Lymphocytic choriomeningitis virus (LCMV) induces persistent infections in laboratory mice; is a known contaminant of biological materials, such as transplantable tumor cell lines; and is of great concern in animal facilities due to its zoonotic potential. Fluorogenic nuclease reverse transcriptase-polymerase chain reaction (fnRT-PCR) assays combine RT-PCR with an internal fluorogenic hybridization probe, thereby potentially enhancing specificity and eliminating post-PCR processing. An fnRT-PCR assay specific for LCMV was, therefore, developed by targeting primer and probe sequences to a unique region of the LCMV nucleocapsid (NP) gene. The LCMV fnRT-PCR assay detected only LCMV and did not detect other RNA viruses that naturally infect rodents. The fnRT-PCR assay detected as little as one picogram of LCMV RNA, but was 100-fold less sensitive when directly compared with the mouse antibody production test. The fnRT-PCR assay was also able to detect viral RNA in numerous tissues and in feces and cage swipe specimens collected from experimentally inoculated BALB/c mice, but did not detect any viral RNA in similar samples collected from age- and strain-matched mock-infected mice. In conclusion, the LCMV fnRT-PCR assay offers a potentially high-throughput diagnostic assay to detect LCMV in mice and contaminated biological materials.

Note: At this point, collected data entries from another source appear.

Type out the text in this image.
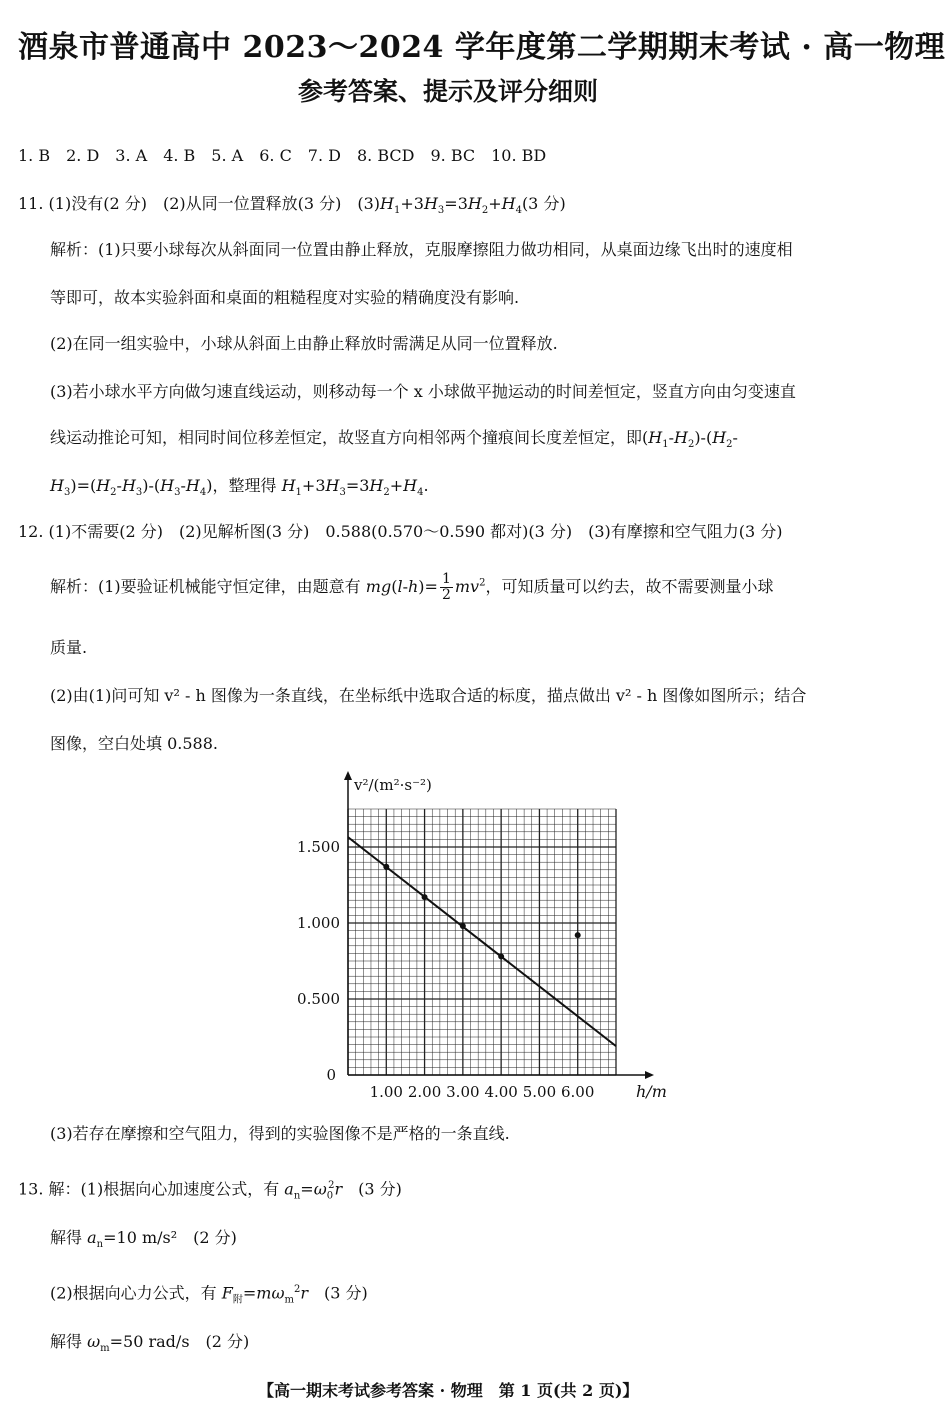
酒泉市普通高中 2023～2024 学年度第二学期期末考试 · 高一物理
参考答案、提示及评分细则
1. B　2. D　3. A　4. B　5. A　6. C　7. D　8. BCD　9. BC　10. BD
11. (1)没有(2 分)　(2)从同一位置释放(3 分)　$(3)H_1+3H_3=3H_2+H_4(3$ 分)
解析：(1)只要小球每次从斜面同一位置由静止释放，克服摩擦阻力做功相同，从桌面边缘飞出时的速度相
等即可，故本实验斜面和桌面的粗糙程度对实验的精确度没有影响.
(2)在同一组实验中，小球从斜面上由静止释放时需满足从同一位置释放.
(3)若小球水平方向做匀速直线运动，则移动每一个 x 小球做平抛运动的时间差恒定，竖直方向由匀变速直
线运动推论可知，相同时间位移差恒定，故竖直方向相邻两个撞痕间长度差恒定，即$(H_1-H_2)-(H_2-$
$H_3)=(H_2-H_3)-(H_3-H_4)$，整理得 $H_1+3H_3=3H_2+H_4$.
12. (1)不需要(2 分)　(2)见解析图(3 分)　0.588(0.570～0.590 都对)(3 分)　(3)有摩擦和空气阻力(3 分)
解析：(1)要验证机械能守恒定律，由题意有 $mg(l-h)= \frac{1}{2} mv^2$，可知质量可以约去，故不需要测量小球
质量.
(2)由(1)问可知 v² - h 图像为一条直线，在坐标纸中选取合适的标度，描点做出 v² - h 图像如图所示；结合
图像，空白处填 0.588.
1.00 2.00 3.00 4.00 5.00 6.00
0.500
1.000
1.500
0
h/m
v²/(m²·s⁻²)
(3)若存在摩擦和空气阻力，得到的实验图像不是严格的一条直线.
13. 解：(1)根据向心加速度公式，有 $a_n=\omega_0^2r$　 (3 分)
解得 $a_n=10$ m/s²　(2 分)
(2)根据向心力公式，有 $F_附=m\omega_m^2r$　 (3 分)
解得 $\omega_m=50$ rad/s　(2 分)
【高一期末考试参考答案 · 物理　第 1 页(共 2 页)】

Detection of rodent coronaviruses by use of fluorogenic reverse transcriptase-polymerase chain reaction analysis.

Reverse transcriptase-polymerase chain reaction (RT-PCR) assays have proved useful for the detection of mouse hepatitis virus (MHV) and rat coronavirus (RCV) in acutely infected animals and contaminated biomaterials. Fluorogenic nuclease RT-PCR assays combine RT-PCR with an internal fluorogenic hybridization probe, thereby eliminating post-PCR processing and potentially enhancing specificity. Consequently, a fluorogenic nuclease RT-PCR assay specific for rodent coronaviruses was developed. Primer and probe sequences were selected from the viral genome segment that encodes the membrane (M) protein that is highly conserved among rodent coronaviruses. Use of the fluorogenic nuclease RT-PCR detected all strains of MHV and RCV that were evaluated, but did not detect other RNA viruses that naturally infect rodents. Use of the assay detected as little as two femtograms of in vitro transcribed RNA generated from cloned amplicon, and when compared directly with mouse antibody production tests, had similar sensitivity at detecting MHV-A59 in infected cell culture lysates. Finally, use of the assay detected coronavirus RNA in tissues, cage swipes, and feces obtained from mice experimentally infected with MHV, and in tissues and cage swipes obtained from rats naturally infected with RCV. These results indicate that the fluorogenic nuclease RT-PCR assay should provide a potentially high-throughput, PCR-based method to detect rodent coronaviruses in infected rodents and contaminated biological materials.